As listed in my list of events, I went to attend the Sandakan War Memorial Service at the Sandakan War Memorial Park last Sunday. Having missed it last year due to oversleep, I learnt my lesson this time by making my way out of the neighborhood just when the dawn was breaking.
There was a registration counter at the entrance but I was lucky to have been spared of the hassle because only foreigners were required to register.
Ohh, and they actually gave each visitor a batch to be put on your shirt during the ceremony. Sandakan Municipal Board is so stingy they actually asked them to be returned after the ceremony. With so many police officers around, there was no chance for anybody to take it away without getting arrested.
Memorial Services for them are actually held every year in major cities of Australia on a day they call The Anzac Day but there is nothing like holding it right at the exact location of the captivity.
Taking the risk of being shooed away by the heavily armed security personnel, I actually went against the rule announced by the emcee earlier that all the attendees are required to stick their asses to their seats when the ceremony is proceeding.
It’s like a simple math of counting but in the mean time waking up every day to question whether you’ll live long enough to finish the count. Any time, any day, it could be your turn. The escape made them survive but the nightmare keep haunting them up until today.
It tells how the people of Sabah are actually originally from Australia and that Sabah should have joined Australia and not Malaysia.
Back off ISA! Do not arrest arrest me! Hehe. OK, this book by Australian historian Lynette Silver actually details the true grit, valour and sacrifices of the heroes who helped the Allied Forces during the Japanese Occupation in Sabah. This book also serve as a note to the people of Sabah who played a major part during the World War II.
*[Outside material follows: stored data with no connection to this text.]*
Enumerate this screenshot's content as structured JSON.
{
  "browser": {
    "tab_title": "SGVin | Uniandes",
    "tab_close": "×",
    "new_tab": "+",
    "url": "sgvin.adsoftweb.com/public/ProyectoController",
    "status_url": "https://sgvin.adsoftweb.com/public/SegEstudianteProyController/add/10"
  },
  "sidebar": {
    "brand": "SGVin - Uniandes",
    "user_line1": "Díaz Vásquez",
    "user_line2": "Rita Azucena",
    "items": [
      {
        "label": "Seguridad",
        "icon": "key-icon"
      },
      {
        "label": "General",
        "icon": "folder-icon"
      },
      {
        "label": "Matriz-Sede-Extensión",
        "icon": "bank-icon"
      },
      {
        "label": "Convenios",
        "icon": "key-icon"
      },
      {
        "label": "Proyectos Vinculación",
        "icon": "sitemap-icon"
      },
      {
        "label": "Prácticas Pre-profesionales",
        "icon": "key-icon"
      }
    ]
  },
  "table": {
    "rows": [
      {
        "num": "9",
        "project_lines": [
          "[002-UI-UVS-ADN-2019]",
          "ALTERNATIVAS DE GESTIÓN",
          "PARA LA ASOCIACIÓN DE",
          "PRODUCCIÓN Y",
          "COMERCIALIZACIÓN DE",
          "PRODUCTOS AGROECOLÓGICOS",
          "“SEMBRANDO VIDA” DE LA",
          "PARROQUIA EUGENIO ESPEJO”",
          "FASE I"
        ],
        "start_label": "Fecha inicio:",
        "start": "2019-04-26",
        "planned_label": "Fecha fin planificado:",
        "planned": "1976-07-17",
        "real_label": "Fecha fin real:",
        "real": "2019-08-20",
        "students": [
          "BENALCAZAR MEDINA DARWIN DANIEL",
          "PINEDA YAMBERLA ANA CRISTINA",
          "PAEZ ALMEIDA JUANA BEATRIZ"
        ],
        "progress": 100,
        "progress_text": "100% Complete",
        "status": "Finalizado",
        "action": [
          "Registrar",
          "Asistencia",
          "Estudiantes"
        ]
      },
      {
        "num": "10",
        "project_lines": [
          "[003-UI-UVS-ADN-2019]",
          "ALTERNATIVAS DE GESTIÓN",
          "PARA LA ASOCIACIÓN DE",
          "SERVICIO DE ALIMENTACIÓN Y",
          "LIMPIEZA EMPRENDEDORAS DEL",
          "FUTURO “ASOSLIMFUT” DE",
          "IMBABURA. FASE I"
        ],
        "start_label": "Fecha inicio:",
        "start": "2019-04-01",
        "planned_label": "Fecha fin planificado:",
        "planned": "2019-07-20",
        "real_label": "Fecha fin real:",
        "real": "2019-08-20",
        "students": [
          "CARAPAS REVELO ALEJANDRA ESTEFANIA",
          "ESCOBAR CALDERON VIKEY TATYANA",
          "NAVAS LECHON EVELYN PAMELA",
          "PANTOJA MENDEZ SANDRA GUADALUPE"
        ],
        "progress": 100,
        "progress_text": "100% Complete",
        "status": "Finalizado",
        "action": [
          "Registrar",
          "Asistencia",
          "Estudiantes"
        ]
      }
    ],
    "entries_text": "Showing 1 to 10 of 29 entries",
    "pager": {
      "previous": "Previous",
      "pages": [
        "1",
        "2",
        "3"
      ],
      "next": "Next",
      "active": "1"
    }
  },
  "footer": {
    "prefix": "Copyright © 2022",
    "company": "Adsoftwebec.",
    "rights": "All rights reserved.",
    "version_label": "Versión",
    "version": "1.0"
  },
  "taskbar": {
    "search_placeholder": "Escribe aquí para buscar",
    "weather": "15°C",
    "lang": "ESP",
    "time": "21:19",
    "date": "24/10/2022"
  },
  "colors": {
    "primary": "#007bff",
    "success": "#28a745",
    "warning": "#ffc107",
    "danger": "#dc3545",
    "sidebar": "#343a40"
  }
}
It was quite a feast actually. Lots of foods and well-dressed and uniformed people, I felt like I was being at a royal garden party or something.
Being in the fasting period for the Muslims, the food was left to be plentiful for those who were not fasting. The food was quite good, fulfilling and most importantly FREE. Who doesn't like free food? You? Kiss my ass. LOLz
Oh well, as much as I wanted to feed my stomach with as much food as possible, I actually surprised myself by picking up nothing but this.
No no. Not that word. What I mean is FOOD. And it means something more than just feeding the stomach.
Here, WE EAT FOR CHARITY. You eat and you already did a charity. Cool huh?